2026-09-07 調査票情報の提供を受けた者の氏名又は名称 森啓明
調査票情報の提供を受けた者(個人に限る。)の職業、所属その他の当該者に関する事項 大学教員、学校法人専修大学経済学部、准教授
提供した調査票情報に係る統計調査の名称 21世紀出生児縦断調査(平成13年出生児)
調査票情報の利用目的 日本では学校年度が4月1日と4月2日の間で区切られているため、出生年月日のわずかな違いによって、就学開始時の相対年齢と所属学年が異なる。この月齢差が児童期の学力、健康、非認知能力、いじめ被害、進路選択等に影響することは指摘されているが、その影響が成人後まで持続し、さらに教育投資や子育てを通じて次世代へ波及するかについては、十分な実証研究がない。

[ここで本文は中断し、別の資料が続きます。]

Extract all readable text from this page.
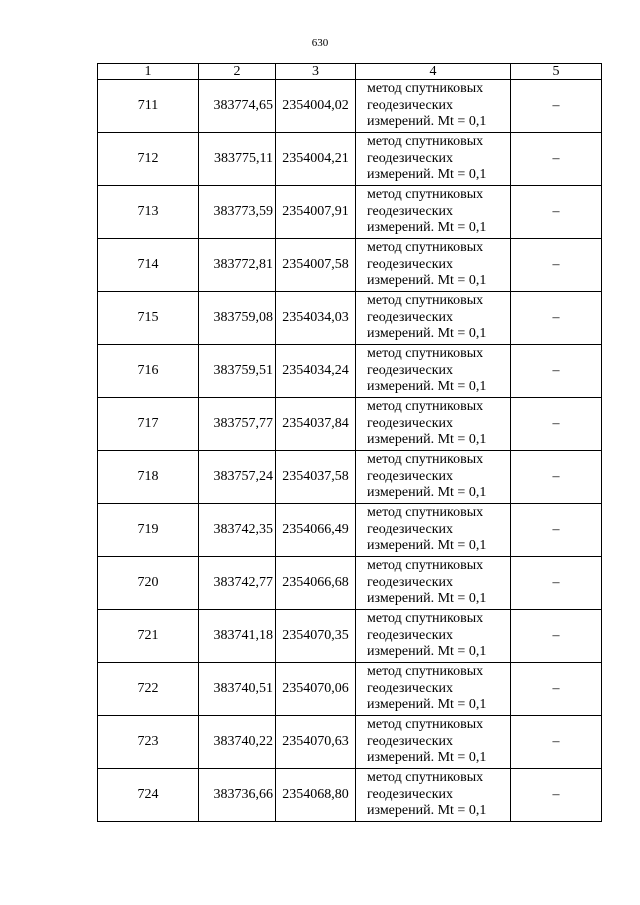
630
1	2	3	4	5
711	383774,65	2354004,02	метод спутниковых
геодезических
измерений. Mt = 0,1	–
712	383775,11	2354004,21	метод спутниковых
геодезических
измерений. Mt = 0,1	–
713	383773,59	2354007,91	метод спутниковых
геодезических
измерений. Mt = 0,1	–
714	383772,81	2354007,58	метод спутниковых
геодезических
измерений. Mt = 0,1	–
715	383759,08	2354034,03	метод спутниковых
геодезических
измерений. Mt = 0,1	–
716	383759,51	2354034,24	метод спутниковых
геодезических
измерений. Mt = 0,1	–
717	383757,77	2354037,84	метод спутниковых
геодезических
измерений. Mt = 0,1	–
718	383757,24	2354037,58	метод спутниковых
геодезических
измерений. Mt = 0,1	–
719	383742,35	2354066,49	метод спутниковых
геодезических
измерений. Mt = 0,1	–
720	383742,77	2354066,68	метод спутниковых
геодезических
измерений. Mt = 0,1	–
721	383741,18	2354070,35	метод спутниковых
геодезических
измерений. Mt = 0,1	–
722	383740,51	2354070,06	метод спутниковых
геодезических
измерений. Mt = 0,1	–
723	383740,22	2354070,63	метод спутниковых
геодезических
измерений. Mt = 0,1	–
724	383736,66	2354068,80	метод спутниковых
геодезических
измерений. Mt = 0,1	–
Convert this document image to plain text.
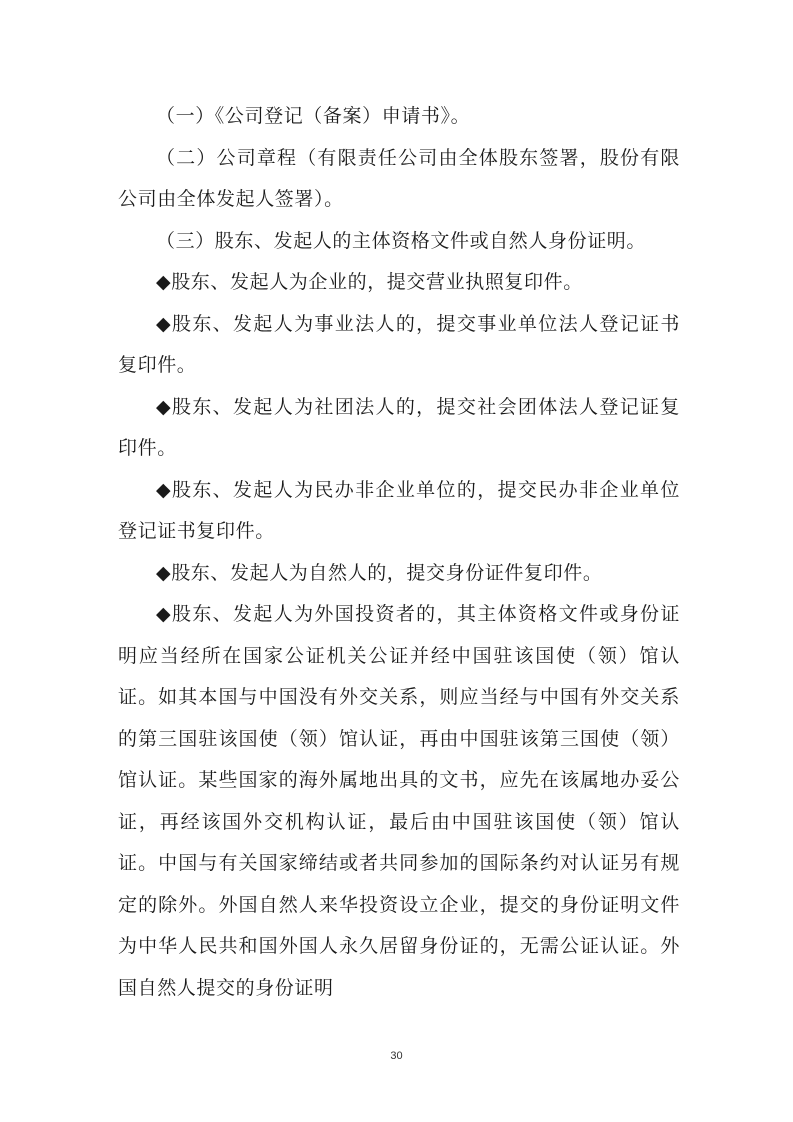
（一）《公司登记（备案）申请书》。

（二）公司章程（有限责任公司由全体股东签署，股份有限公司由全体发起人签署）。

（三）股东、发起人的主体资格文件或自然人身份证明。

◆股东、发起人为企业的，提交营业执照复印件。

◆股东、发起人为事业法人的，提交事业单位法人登记证书复印件。

◆股东、发起人为社团法人的，提交社会团体法人登记证复印件。

◆股东、发起人为民办非企业单位的，提交民办非企业单位登记证书复印件。

◆股东、发起人为自然人的，提交身份证件复印件。

◆股东、发起人为外国投资者的，其主体资格文件或身份证明应当经所在国家公证机关公证并经中国驻该国使（领）馆认证。如其本国与中国没有外交关系，则应当经与中国有外交关系的第三国驻该国使（领）馆认证，再由中国驻该第三国使（领）馆认证。某些国家的海外属地出具的文书，应先在该属地办妥公证，再经该国外交机构认证，最后由中国驻该国使（领）馆认证。中国与有关国家缔结或者共同参加的国际条约对认证另有规定的除外。外国自然人来华投资设立企业，提交的身份证明文件为中华人民共和国外国人永久居留身份证的，无需公证认证。外国自然人提交的身份证明

30
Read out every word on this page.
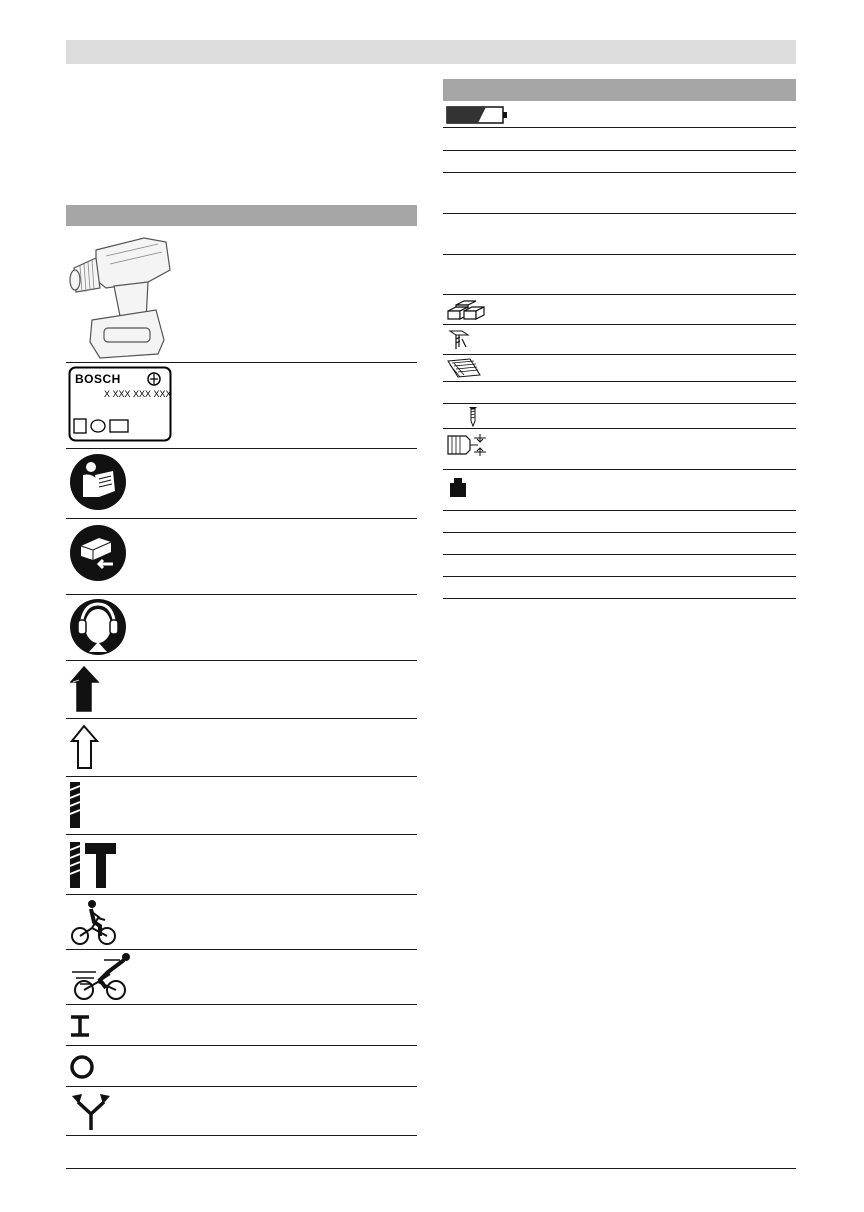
BOSCH
X XXX XXX XXX
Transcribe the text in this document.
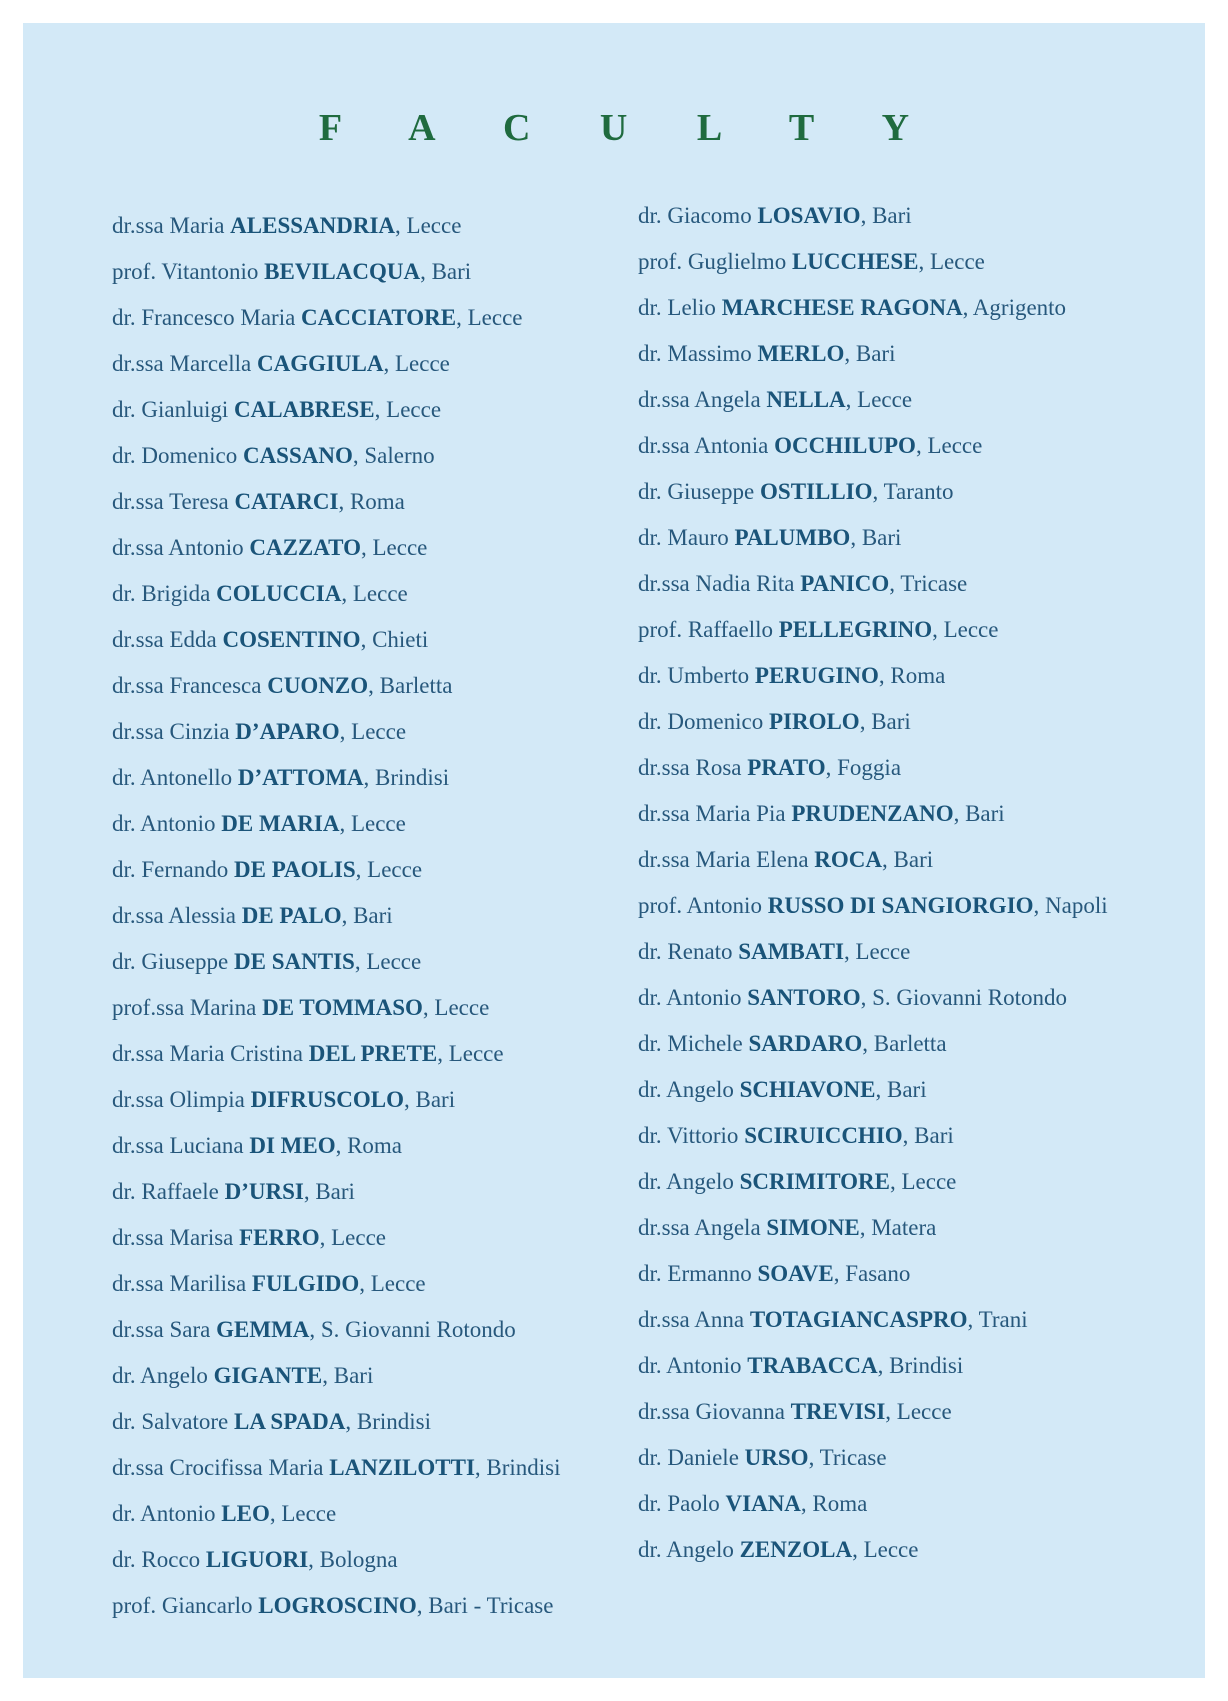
F A C U L T Y
dr.ssa Maria ALESSANDRIA, Lecce
prof. Vitantonio BEVILACQUA, Bari
dr. Francesco Maria CACCIATORE, Lecce
dr.ssa Marcella CAGGIULA, Lecce
dr. Gianluigi CALABRESE, Lecce
dr. Domenico CASSANO, Salerno
dr.ssa Teresa CATARCI, Roma
dr.ssa Antonio CAZZATO, Lecce
dr. Brigida COLUCCIA, Lecce
dr.ssa Edda COSENTINO, Chieti
dr.ssa Francesca CUONZO, Barletta
dr.ssa Cinzia D’APARO, Lecce
dr. Antonello D’ATTOMA, Brindisi
dr. Antonio DE MARIA, Lecce
dr. Fernando DE PAOLIS, Lecce
dr.ssa Alessia DE PALO, Bari
dr. Giuseppe DE SANTIS, Lecce
prof.ssa Marina DE TOMMASO, Lecce
dr.ssa Maria Cristina DEL PRETE, Lecce
dr.ssa Olimpia DIFRUSCOLO, Bari
dr.ssa Luciana DI MEO, Roma
dr. Raffaele D’URSI, Bari
dr.ssa Marisa FERRO, Lecce
dr.ssa Marilisa FULGIDO, Lecce
dr.ssa Sara GEMMA, S. Giovanni Rotondo
dr. Angelo GIGANTE, Bari
dr. Salvatore LA SPADA, Brindisi
dr.ssa Crocifissa Maria LANZILOTTI, Brindisi
dr. Antonio LEO, Lecce
dr. Rocco LIGUORI, Bologna
prof. Giancarlo LOGROSCINO, Bari - Tricase
dr. Giacomo LOSAVIO, Bari
prof. Guglielmo LUCCHESE, Lecce
dr. Lelio MARCHESE RAGONA, Agrigento
dr. Massimo MERLO, Bari
dr.ssa Angela NELLA, Lecce
dr.ssa Antonia OCCHILUPO, Lecce
dr. Giuseppe OSTILLIO, Taranto
dr. Mauro PALUMBO, Bari
dr.ssa Nadia Rita PANICO, Tricase
prof. Raffaello PELLEGRINO, Lecce
dr. Umberto PERUGINO, Roma
dr. Domenico PIROLO, Bari
dr.ssa Rosa PRATO, Foggia
dr.ssa Maria Pia PRUDENZANO, Bari
dr.ssa Maria Elena ROCA, Bari
prof. Antonio RUSSO DI SANGIORGIO, Napoli
dr. Renato SAMBATI, Lecce
dr. Antonio SANTORO, S. Giovanni Rotondo
dr. Michele SARDARO, Barletta
dr. Angelo SCHIAVONE, Bari
dr. Vittorio SCIRUICCHIO, Bari
dr. Angelo SCRIMITORE, Lecce
dr.ssa Angela SIMONE, Matera
dr. Ermanno SOAVE, Fasano
dr.ssa Anna TOTAGIANCASPRO, Trani
dr. Antonio TRABACCA, Brindisi
dr.ssa Giovanna TREVISI, Lecce
dr. Daniele URSO, Tricase
dr. Paolo VIANA, Roma
dr. Angelo ZENZOLA, Lecce
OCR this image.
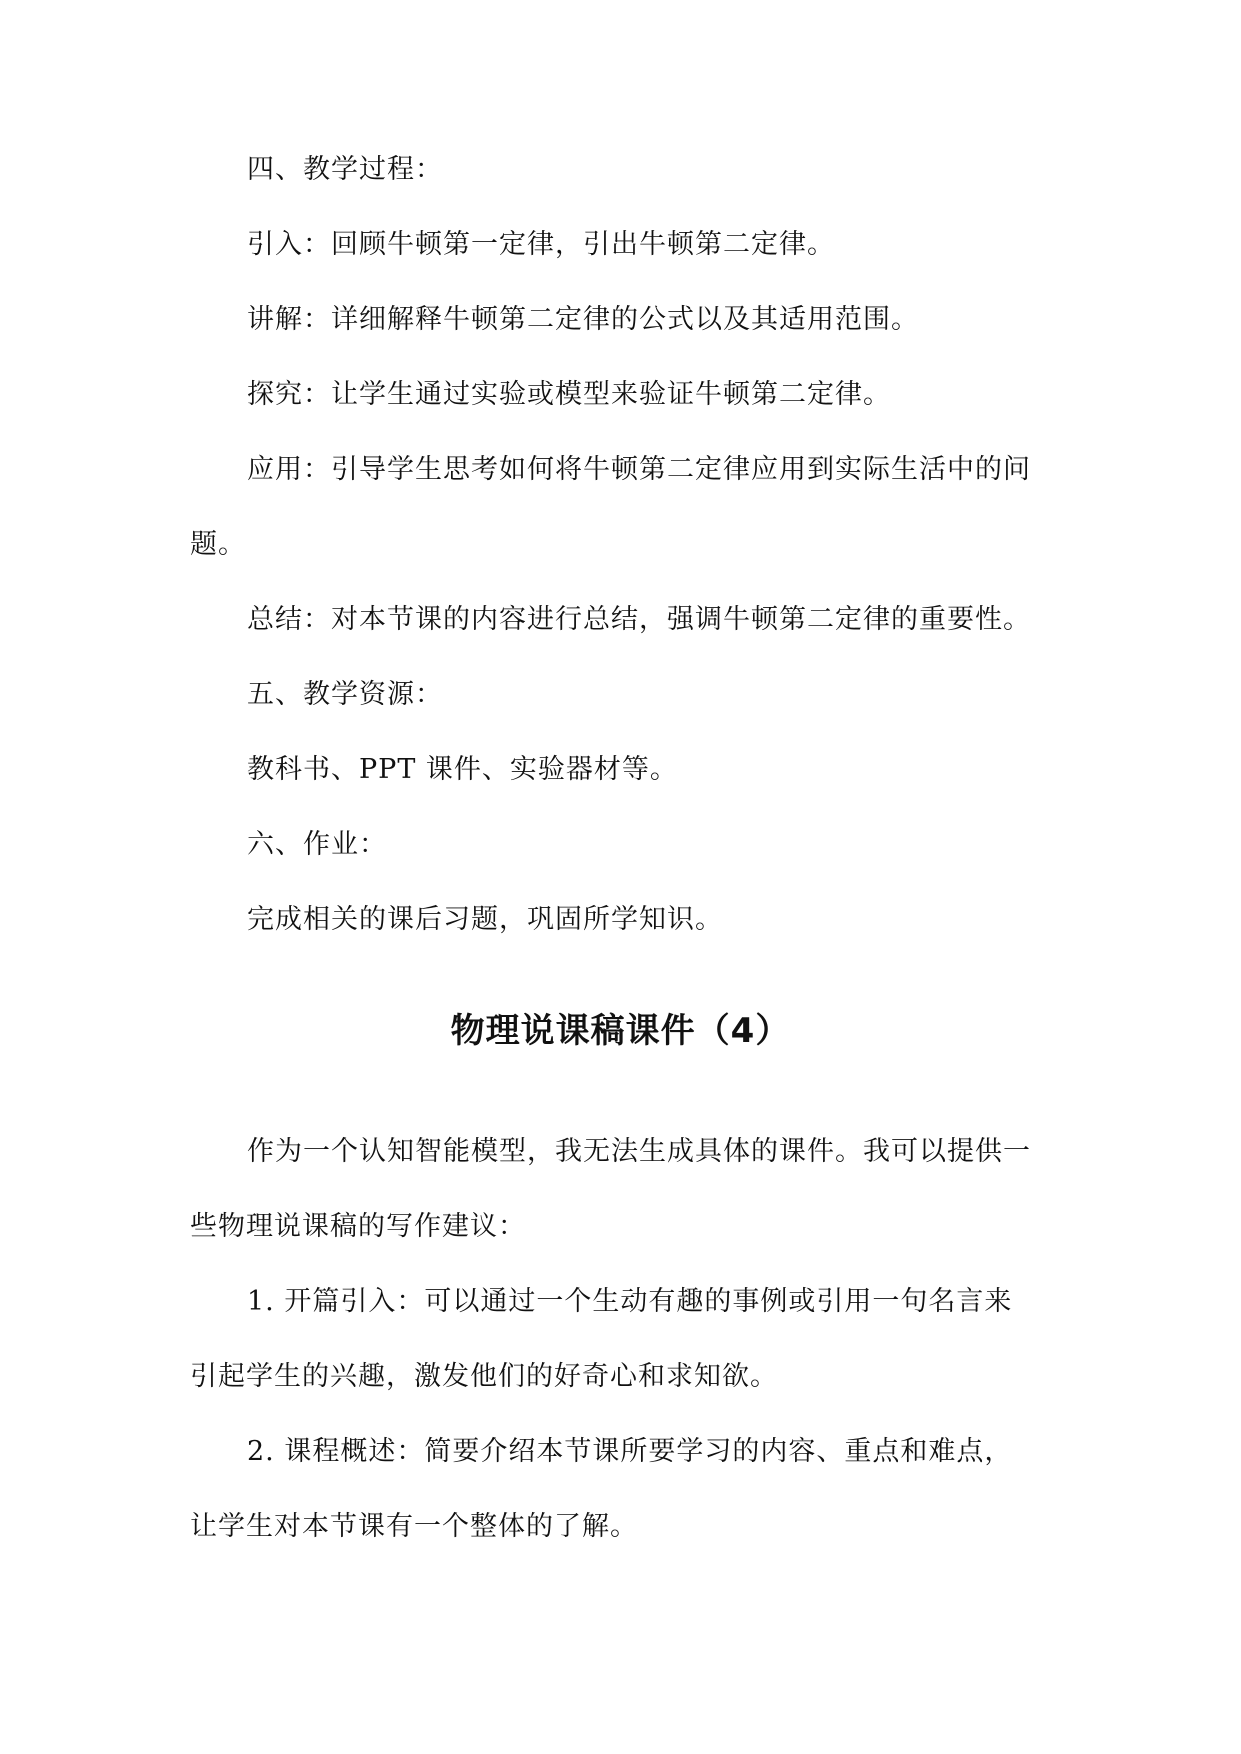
四、教学过程：
引入：回顾牛顿第一定律，引出牛顿第二定律。
讲解：详细解释牛顿第二定律的公式以及其适用范围。
探究：让学生通过实验或模型来验证牛顿第二定律。
应用：引导学生思考如何将牛顿第二定律应用到实际生活中的问
题。
总结：对本节课的内容进行总结，强调牛顿第二定律的重要性。
五、教学资源：
教科书、PPT 课件、实验器材等。
六、作业：
完成相关的课后习题，巩固所学知识。
物理说课稿课件（4）
作为一个认知智能模型，我无法生成具体的课件。我可以提供一
些物理说课稿的写作建议：
1. 开篇引入：可以通过一个生动有趣的事例或引用一句名言来
引起学生的兴趣，激发他们的好奇心和求知欲。
2. 课程概述：简要介绍本节课所要学习的内容、重点和难点，
让学生对本节课有一个整体的了解。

本研究は、父母の就学開始時の相対年齢が、父母自身の学歴・就業、配偶者とのマッチング、教育期待、教育費、塾・習い事その他の子育て行動を介して、子どもの健康、発達、学習行動、教育期待、学校選択、高等教育進学および若年期の就業に影響するかを明らかにすることを目的とする。これにより、学校年度制度に起因する相対年齢差が一時的なものにとどまらず、成人後や次世代の教育機会にも影響するかを検証できる。
この分析には、子どもの出生時から成年期までの発達、家庭環境、教育投資および進路を継続的に把握できる21世紀出生児縦断調査と、父母の正確な出生年月日を把握できる人口動態調査出生票の利用が必要である。父母の出生年月日の日単位情報がなければ、4月1日と4月2日の制度境界に基づく就学開始時の相対年齢を定義できない。また、異なる時点の子どもの発達・進路と家庭環境を同一対象者について追跡する必要があるため、公表集計表や横断調査のみでは研究目的を達成できない。
研究成果は、早生まれによる不利への支援、教育機会の公平性、子育て支援、教育投資および進路支援施策を検討するための基礎資料となる。個人の特定を目的とせず、結果は回帰係数、標準誤差、信頼区間等の統計量として公表する。